Verbreiteter und organisierter ist das Vorgehen krimineller Immobilienmakler. Diese suchen die Bekanntschaft mit alleinstehenden Rentnern, Menschen aus sozialschwachen Gesellschaftsschichten. Eine Masche ist es, sich als hilfsbereiter Bürger auszugeben, um mit den gutgläubigen Menschen anschließend einen Vertrag über eine sogenannte soziale Rente abzuschließen.
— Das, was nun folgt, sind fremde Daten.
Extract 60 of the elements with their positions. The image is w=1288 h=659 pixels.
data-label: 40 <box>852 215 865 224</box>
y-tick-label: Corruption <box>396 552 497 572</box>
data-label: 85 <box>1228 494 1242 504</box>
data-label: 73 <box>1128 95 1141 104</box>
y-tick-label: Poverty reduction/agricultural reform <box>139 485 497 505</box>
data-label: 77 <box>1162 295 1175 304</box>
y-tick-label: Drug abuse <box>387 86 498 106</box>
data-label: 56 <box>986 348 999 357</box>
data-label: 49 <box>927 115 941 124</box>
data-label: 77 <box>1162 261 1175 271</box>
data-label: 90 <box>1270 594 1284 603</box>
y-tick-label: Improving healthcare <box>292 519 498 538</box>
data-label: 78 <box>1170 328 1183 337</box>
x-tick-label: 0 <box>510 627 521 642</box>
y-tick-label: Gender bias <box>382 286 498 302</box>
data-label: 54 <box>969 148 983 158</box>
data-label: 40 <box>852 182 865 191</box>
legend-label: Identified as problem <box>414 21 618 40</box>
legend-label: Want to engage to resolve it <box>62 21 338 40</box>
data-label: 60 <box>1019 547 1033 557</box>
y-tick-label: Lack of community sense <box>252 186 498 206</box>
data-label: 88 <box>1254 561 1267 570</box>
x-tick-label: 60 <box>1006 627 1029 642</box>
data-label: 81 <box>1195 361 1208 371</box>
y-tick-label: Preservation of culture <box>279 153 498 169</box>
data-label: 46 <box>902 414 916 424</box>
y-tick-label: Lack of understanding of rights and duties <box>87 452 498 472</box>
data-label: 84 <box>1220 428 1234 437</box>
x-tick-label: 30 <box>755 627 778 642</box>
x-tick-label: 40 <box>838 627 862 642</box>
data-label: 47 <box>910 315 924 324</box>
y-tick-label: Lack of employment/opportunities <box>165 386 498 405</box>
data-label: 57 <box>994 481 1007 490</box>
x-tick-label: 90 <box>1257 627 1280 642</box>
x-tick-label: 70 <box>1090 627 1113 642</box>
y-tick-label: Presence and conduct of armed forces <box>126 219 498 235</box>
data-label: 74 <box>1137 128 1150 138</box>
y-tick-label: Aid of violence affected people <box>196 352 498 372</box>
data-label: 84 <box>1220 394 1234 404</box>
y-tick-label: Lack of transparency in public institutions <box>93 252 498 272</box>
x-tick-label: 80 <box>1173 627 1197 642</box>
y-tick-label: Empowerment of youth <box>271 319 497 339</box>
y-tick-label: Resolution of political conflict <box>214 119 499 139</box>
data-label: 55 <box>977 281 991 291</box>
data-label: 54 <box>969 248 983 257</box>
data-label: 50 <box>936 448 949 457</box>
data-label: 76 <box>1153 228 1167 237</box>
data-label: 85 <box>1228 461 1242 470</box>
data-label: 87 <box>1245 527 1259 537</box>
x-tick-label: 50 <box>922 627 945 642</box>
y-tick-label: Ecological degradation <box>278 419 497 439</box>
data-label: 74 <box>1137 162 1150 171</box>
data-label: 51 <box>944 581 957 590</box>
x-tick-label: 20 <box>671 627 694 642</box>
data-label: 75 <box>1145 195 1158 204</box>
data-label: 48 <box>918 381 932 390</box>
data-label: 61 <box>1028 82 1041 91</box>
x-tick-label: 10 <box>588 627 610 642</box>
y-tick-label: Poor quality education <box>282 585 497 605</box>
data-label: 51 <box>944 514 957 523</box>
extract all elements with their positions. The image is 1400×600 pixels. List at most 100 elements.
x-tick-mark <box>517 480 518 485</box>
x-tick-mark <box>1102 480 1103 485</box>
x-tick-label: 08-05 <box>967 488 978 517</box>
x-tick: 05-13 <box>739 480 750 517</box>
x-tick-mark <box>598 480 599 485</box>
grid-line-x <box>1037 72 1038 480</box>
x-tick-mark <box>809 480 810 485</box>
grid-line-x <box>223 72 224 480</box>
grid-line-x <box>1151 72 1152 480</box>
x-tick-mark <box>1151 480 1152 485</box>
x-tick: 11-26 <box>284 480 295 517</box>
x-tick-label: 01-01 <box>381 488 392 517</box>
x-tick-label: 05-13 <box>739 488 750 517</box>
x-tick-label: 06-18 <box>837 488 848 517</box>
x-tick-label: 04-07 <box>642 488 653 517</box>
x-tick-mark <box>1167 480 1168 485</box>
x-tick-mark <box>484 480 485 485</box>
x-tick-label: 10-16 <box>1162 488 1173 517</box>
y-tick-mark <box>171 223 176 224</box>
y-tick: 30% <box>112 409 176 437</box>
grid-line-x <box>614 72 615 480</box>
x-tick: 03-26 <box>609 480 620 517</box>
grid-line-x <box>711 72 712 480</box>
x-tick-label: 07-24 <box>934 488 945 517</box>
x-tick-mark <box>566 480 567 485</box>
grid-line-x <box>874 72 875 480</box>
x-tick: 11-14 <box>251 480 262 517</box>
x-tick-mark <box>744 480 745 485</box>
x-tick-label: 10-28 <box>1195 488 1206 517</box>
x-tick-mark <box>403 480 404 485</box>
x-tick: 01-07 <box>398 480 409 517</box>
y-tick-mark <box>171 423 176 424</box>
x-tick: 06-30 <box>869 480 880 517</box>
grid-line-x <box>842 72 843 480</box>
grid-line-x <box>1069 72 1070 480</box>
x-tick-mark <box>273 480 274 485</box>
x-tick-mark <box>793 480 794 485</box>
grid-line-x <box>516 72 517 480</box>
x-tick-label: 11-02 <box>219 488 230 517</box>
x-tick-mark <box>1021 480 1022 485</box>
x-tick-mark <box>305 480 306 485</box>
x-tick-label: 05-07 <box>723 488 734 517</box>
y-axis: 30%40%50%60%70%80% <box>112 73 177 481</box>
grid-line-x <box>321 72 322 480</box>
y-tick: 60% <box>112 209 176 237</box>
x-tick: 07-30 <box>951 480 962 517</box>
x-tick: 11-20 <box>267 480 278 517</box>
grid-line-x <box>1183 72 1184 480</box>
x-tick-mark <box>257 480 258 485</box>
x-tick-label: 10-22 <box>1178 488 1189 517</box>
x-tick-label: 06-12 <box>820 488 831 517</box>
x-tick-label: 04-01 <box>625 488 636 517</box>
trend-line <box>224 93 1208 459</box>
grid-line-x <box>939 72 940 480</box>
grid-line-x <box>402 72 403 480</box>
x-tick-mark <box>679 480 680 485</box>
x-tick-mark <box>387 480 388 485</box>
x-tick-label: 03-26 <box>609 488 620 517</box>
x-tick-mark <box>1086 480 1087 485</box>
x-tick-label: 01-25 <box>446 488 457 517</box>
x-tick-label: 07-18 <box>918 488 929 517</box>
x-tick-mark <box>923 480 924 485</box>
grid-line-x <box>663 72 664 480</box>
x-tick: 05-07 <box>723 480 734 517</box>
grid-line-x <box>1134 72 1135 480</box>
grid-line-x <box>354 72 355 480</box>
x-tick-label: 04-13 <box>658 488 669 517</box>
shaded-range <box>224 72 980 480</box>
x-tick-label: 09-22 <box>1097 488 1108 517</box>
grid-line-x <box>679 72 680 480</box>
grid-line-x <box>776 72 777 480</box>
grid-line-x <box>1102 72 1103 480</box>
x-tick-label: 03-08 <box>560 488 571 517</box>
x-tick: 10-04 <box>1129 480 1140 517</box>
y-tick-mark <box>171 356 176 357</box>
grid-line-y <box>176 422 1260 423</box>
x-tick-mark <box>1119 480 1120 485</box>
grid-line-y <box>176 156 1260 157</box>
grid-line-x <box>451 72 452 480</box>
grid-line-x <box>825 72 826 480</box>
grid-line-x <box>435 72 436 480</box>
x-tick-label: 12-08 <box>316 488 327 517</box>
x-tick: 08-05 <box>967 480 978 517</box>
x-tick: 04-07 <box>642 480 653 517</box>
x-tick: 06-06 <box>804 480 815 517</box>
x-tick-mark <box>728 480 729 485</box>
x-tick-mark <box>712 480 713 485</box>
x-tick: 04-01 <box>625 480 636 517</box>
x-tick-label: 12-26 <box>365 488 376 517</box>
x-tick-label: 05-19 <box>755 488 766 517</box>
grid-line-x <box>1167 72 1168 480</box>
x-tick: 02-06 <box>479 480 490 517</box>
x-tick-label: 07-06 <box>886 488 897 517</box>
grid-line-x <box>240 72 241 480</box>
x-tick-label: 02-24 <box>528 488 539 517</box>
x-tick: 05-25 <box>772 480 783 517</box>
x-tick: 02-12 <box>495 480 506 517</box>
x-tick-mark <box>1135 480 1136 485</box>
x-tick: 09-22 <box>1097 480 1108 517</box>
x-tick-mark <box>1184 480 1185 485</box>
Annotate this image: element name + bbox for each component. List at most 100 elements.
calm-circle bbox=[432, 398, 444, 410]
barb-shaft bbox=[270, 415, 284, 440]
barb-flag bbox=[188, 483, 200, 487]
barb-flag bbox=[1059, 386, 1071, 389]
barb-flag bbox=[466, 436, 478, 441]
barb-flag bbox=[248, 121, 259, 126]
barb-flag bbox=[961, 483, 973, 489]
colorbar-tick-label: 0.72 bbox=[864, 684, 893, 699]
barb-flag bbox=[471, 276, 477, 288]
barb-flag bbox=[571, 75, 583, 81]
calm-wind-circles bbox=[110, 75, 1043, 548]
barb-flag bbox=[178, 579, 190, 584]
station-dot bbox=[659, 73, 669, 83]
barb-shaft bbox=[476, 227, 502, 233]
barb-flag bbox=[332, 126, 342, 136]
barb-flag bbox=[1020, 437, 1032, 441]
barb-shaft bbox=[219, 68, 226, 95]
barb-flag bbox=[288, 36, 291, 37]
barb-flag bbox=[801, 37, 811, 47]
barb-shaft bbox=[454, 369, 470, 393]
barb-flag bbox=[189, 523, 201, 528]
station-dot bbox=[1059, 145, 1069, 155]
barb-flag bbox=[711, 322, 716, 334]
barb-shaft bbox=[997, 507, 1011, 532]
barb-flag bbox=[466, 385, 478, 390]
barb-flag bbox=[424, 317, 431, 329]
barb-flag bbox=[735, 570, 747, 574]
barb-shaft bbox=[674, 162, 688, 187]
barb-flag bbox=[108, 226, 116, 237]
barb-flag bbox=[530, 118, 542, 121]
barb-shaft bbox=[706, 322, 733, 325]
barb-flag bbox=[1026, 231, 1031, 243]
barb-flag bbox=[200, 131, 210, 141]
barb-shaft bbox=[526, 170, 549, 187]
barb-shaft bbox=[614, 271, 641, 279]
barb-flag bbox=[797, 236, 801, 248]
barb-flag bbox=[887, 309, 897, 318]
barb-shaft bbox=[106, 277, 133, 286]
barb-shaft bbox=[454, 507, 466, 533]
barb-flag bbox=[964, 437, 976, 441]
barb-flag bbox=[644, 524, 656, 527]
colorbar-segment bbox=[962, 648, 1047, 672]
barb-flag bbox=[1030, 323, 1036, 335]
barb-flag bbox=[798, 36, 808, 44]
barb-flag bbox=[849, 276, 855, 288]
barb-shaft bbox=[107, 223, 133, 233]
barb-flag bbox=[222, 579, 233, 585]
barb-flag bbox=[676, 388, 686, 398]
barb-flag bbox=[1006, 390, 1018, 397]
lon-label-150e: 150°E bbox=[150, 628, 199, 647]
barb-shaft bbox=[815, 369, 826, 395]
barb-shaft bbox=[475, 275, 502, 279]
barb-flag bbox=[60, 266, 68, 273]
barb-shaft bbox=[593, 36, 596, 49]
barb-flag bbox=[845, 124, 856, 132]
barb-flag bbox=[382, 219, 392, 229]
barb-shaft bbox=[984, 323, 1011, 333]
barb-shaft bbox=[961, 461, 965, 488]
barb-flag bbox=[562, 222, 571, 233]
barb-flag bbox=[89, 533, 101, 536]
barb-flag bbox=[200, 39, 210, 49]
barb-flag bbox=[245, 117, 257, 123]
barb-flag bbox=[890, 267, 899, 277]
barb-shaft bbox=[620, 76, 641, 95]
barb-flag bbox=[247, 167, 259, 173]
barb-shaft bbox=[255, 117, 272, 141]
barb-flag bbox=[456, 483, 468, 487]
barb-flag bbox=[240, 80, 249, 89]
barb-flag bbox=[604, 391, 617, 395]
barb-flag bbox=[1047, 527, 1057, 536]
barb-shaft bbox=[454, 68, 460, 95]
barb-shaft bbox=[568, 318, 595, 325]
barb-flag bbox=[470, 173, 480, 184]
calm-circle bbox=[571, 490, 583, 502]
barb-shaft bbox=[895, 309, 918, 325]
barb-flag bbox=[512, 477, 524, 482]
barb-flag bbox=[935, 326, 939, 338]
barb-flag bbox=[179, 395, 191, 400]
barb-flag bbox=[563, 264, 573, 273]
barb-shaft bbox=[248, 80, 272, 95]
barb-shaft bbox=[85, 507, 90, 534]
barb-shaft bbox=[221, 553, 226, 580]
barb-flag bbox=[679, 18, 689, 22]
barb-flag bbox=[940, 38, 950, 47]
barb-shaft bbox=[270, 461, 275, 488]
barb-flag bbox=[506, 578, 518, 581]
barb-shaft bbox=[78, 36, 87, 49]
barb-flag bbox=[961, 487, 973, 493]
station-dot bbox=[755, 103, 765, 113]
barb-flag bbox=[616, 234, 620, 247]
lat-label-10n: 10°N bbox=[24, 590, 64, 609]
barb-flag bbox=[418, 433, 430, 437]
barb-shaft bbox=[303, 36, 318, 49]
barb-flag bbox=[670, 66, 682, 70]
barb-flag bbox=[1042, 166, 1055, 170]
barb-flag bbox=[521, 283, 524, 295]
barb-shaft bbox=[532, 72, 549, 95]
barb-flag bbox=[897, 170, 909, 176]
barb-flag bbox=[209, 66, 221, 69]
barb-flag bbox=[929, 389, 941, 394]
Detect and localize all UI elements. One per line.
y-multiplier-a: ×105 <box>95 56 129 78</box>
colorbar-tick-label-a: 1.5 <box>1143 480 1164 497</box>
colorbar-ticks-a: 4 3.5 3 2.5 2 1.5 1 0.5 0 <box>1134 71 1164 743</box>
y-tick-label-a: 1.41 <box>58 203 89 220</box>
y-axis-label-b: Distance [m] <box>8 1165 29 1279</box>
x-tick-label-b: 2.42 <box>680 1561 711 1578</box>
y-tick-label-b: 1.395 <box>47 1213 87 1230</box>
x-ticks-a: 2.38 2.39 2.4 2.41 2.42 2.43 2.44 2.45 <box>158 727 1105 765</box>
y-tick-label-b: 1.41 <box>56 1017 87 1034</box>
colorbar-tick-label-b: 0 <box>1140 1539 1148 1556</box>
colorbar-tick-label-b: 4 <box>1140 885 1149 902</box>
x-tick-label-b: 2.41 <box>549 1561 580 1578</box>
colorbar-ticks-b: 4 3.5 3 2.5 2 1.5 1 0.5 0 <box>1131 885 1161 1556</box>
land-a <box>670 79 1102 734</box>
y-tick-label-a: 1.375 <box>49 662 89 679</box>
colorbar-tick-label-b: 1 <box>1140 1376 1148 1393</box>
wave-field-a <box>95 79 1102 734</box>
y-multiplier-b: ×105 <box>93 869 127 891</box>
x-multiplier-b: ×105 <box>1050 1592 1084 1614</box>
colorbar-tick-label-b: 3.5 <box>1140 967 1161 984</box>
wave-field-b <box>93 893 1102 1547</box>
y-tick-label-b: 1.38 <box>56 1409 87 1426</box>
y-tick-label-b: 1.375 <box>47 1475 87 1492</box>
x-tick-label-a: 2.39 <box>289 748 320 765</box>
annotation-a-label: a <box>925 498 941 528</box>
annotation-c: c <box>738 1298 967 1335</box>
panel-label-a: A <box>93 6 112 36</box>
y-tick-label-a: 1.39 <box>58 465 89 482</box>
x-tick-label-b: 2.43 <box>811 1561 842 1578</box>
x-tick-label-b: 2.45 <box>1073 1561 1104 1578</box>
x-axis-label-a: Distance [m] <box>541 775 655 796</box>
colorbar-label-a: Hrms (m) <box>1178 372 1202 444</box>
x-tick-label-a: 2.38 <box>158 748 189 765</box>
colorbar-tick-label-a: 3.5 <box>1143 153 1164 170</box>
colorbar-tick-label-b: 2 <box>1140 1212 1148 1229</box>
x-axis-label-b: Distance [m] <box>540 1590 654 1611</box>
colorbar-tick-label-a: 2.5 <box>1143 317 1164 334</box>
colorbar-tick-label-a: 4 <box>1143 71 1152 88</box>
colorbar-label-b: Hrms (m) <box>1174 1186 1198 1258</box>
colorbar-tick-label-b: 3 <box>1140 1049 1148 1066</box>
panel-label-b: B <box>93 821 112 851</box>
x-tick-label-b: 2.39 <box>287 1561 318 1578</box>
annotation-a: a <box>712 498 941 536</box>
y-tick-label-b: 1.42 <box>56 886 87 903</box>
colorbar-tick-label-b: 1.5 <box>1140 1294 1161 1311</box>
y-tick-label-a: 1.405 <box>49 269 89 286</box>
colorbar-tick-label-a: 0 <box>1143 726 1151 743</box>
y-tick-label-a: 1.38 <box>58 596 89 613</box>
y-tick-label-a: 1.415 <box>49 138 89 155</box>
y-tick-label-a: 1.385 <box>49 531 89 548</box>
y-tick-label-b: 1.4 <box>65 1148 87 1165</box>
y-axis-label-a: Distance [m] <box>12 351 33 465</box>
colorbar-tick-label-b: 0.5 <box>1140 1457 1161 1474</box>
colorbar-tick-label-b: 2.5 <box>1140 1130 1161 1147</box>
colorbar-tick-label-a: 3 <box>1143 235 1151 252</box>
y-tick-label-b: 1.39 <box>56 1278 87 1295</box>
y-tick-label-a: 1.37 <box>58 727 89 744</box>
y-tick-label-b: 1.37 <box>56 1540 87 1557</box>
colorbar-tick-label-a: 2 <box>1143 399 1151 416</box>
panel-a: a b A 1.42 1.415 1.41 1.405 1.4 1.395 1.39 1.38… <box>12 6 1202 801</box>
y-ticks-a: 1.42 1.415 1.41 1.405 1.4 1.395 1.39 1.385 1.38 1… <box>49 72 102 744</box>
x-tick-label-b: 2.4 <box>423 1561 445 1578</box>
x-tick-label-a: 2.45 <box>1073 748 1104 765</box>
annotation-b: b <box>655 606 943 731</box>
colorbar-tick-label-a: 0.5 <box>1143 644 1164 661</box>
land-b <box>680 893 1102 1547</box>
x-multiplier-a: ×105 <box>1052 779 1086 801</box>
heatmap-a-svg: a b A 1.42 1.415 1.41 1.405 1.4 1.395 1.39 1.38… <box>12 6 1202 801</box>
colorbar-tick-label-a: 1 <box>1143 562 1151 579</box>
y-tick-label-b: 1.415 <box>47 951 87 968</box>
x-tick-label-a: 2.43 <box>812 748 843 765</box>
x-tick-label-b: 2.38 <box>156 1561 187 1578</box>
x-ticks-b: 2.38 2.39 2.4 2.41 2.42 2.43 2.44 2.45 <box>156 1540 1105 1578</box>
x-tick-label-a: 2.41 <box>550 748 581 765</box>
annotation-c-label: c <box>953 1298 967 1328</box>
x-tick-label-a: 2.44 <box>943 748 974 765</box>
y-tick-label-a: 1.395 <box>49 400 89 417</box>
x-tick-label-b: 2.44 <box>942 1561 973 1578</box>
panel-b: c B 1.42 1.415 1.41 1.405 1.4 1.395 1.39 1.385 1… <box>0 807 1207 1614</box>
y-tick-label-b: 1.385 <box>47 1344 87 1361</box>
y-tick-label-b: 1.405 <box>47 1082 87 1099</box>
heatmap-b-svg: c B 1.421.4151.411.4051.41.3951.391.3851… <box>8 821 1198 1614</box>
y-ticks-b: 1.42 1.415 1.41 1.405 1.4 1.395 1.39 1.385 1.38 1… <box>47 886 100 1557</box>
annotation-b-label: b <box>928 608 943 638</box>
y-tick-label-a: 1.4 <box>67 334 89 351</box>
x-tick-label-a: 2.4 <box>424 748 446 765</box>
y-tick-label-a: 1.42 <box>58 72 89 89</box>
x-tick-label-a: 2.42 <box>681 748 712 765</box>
Im Unterschied zur Leibrente ist der potenzielle Erbe hierbei verpflichtet, bestimmte soziale Dienstleistungen zu erbringen, worunter je nach Vereinbarung verschiedene Pflegeleistungen, Arzt- und Behördenbesuche oder beispielsweise Einkäufe fallen. Wenn der Deal unterzeichnet ist, werden die Menschen dann alsbald aus dem Weg geräumt – meist so, dass eine unnatürliche Todesursache auf den ersten Blick nicht zu erkennen ist. Die Täter kennen die Krankheitsgeschichte ihrer Opfer oft gut und wissen, welches Mittel tödlich sein kann. So kann eine Überdosis Insulin bereits ausreichen, um einen Diabeteskranken umzubringen.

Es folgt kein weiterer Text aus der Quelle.